Home > Mutating the Signature > We Wrote a Letter to Jesus and He Told Us To Buy a New Car

We Wrote a Letter to Jesus and He Told Us To Buy a New Car

March 5, 2009

There were sinister red marks on the dog where its hair came off

I had just moved back to the city after having been away for three years at school

It was around the same time I went out on a blind date with someone and dropped my keys under the bar at the Villa de Roma

Although I had no money I had several typewriters

In our childhood, we were all victims of DDT

I kept wiping my mouth on parts of the table napkin that I hadn’t soiled with my lipstick

The more I learned about my driving from rude strangers, the more I understood extinction

It seemed like everyone back then was making a film using one of those toy video cameras Fisher Price had come out with

On the ground, an egg sandwich absorbed the rain and disintegrated down the gutter

The sound of the CAT scan was just gaining prominence, getting louder and louder with each passing season

Poor as I was, I had friends with less

The museum was free on Sundays but I had to buy them coffee and once, a tuna melt

Since that day at the beach my digestive tract began to exist outside of my body

In the back of our heads somewhere—voices of our great-grandparents speaking in German, comfortable in their lonesome canal-town

The new car turned out to be a rainy-blue ’64 Buick Skylark with taped-on plastic material for the rear view mirror instead of glass

The way I’m lighting all these candles to save electricity makes me a real fire hazard

A lot of pretending goes into the appearance of water and electricity

For larks, we used to pretend we were courtiers, and our dog was of the 5th rank

I documented many aspects of our lives, but not our dog’s

Fifteen years later I remember the look of the crowd but not what the speaker said

Once I start listing them I can remember hundreds of these crowds

That must mean something

I see plenty of famous people (celebrities) around town but I forget them within seconds

Dear Me, I used to start a lot of letters that way

One conversation stands out, on a beach in Atlantic City

We had nicknames for everyone both consequential and inconsequential

I got a bit of advice from sisterly types about what to do about my name at the neighborhood bar

We heard people spray graffiti on the side of our house and it wasn’t even that late

Homes were sinking too, there were sinkholes

The whole time everything was happening I kept trying to find words to describe our own small, austere circumstance

Dogs woke us up early each and every day

It was alright to waste our time as long as we could choose how to waste it

by Arlene Ang and Valerie Fox

Download the MP3 (reading by Arlene Ang and John Vick)

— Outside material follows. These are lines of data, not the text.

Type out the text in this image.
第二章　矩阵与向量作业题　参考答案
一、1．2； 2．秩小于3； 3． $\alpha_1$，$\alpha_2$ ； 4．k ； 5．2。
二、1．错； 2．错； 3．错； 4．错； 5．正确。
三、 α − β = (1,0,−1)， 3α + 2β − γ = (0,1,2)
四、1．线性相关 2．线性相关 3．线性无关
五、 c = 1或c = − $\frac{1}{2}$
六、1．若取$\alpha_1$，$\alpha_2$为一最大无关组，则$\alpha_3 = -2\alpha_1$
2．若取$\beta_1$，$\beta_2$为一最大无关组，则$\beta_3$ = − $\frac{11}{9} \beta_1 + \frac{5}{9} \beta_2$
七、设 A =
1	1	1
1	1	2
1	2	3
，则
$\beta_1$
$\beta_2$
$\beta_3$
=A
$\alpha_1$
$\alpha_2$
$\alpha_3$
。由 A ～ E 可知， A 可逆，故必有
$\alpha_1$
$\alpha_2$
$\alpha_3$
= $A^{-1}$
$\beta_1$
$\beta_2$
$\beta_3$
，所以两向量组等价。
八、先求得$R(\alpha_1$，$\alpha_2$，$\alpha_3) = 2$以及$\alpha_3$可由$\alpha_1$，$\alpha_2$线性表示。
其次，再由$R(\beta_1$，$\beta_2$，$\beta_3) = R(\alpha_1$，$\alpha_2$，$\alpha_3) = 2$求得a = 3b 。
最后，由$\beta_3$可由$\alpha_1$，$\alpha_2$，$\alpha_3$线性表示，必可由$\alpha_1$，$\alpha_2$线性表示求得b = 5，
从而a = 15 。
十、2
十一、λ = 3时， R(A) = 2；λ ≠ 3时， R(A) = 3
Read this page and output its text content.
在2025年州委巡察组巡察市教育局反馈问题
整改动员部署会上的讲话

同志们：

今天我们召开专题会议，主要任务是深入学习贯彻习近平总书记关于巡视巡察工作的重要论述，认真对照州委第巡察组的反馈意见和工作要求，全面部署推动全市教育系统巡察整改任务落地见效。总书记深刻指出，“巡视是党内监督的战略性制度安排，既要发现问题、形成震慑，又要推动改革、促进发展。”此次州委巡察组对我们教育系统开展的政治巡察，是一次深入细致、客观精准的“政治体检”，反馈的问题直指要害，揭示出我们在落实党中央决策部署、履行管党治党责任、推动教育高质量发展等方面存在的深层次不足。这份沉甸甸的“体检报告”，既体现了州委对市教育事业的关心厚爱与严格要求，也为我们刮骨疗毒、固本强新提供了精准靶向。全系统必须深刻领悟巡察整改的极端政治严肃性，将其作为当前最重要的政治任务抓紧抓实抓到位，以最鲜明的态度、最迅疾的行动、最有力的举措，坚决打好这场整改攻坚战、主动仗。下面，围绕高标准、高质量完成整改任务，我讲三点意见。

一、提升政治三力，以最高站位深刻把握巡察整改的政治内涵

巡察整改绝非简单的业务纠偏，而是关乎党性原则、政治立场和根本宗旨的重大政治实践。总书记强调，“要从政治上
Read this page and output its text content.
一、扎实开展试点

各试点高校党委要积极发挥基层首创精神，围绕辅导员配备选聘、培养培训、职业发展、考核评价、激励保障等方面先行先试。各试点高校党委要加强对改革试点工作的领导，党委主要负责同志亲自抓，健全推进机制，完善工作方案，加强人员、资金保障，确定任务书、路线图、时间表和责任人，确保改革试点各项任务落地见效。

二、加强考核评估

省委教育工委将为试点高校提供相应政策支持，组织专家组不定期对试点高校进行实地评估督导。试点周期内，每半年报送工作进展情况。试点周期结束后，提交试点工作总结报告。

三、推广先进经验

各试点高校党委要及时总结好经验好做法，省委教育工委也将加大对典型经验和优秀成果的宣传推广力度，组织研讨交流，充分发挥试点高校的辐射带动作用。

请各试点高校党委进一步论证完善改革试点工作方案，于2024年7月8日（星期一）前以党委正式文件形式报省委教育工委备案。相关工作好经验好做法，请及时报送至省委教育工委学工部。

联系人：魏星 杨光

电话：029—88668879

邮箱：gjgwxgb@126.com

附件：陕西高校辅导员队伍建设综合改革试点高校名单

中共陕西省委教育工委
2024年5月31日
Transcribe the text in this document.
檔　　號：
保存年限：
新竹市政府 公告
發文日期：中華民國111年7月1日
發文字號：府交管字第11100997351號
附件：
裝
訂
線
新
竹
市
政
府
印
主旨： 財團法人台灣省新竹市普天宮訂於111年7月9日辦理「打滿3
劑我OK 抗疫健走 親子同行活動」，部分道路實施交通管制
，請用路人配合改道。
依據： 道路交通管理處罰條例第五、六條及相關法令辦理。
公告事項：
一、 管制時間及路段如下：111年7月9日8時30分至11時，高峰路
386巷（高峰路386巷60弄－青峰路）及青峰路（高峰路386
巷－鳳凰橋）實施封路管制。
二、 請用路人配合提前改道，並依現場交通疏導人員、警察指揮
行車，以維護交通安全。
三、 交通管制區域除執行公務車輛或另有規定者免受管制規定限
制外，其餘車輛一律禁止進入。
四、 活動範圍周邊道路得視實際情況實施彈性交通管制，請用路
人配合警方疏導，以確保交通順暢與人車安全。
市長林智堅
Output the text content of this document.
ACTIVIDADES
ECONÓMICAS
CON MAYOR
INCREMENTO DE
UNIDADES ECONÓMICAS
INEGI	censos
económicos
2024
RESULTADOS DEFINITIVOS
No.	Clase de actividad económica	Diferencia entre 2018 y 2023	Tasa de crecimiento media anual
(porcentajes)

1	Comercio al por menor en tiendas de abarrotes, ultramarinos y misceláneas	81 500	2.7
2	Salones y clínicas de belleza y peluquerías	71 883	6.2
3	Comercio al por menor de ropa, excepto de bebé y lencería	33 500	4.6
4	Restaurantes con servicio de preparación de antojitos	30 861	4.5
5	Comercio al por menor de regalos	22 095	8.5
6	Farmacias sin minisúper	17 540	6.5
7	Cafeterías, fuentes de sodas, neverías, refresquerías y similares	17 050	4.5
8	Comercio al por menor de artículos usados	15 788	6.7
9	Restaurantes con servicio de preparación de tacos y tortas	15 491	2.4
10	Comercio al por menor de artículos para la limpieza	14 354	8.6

For process notes, see “In retrospect, 1984 made a fine sausage

  1. March 5, 2009 at 3:37 pm

    I find the fragmentary nature of this piece quite attractive. there is something exciting about leaving it to the reader to put the mortar around the bricks.
    :-) and oh, my, i love the title.
    and the lines”The more I learned about my driving from rude strangers, the more I understood extinction”…
    “Since that day at the beach my digestive tract began to exist outside of my body”

    i am curious as to why there are no full stops in the poem. did you do that on purpose?

  2. March 5, 2009 at 4:54 pm

    this is a very rich and wonderful reading, a real object.
    i wondered what an accompanying video might look like.

  3. March 6, 2009 at 1:22 pm

    I love this style, it reminds me of the work of Jenny Holzer (example: http://www.cs.utexas.edu/~field/holzer/living.txt), who I’ve admired for many years now. So many evocative lines, I just keep re-reading it.

  4. March 7, 2009 at 7:09 pm

    Thanks for these lovely comments–they’re inspirational, really, will give us ideas…
    I think sometimes not having full stops can create a fairly pleasant kind of floating feeling…you sort of have it both ways, connected yet unconnected (meaning-wise) if you know what I mean!
    Valerie

  5. March 12, 2009 at 11:55 am

    From the title I could already tell Arlene is involved in this piece – marvellous titles the pair come up with (and also “In retrospect, 1984 made a fine sausage–”).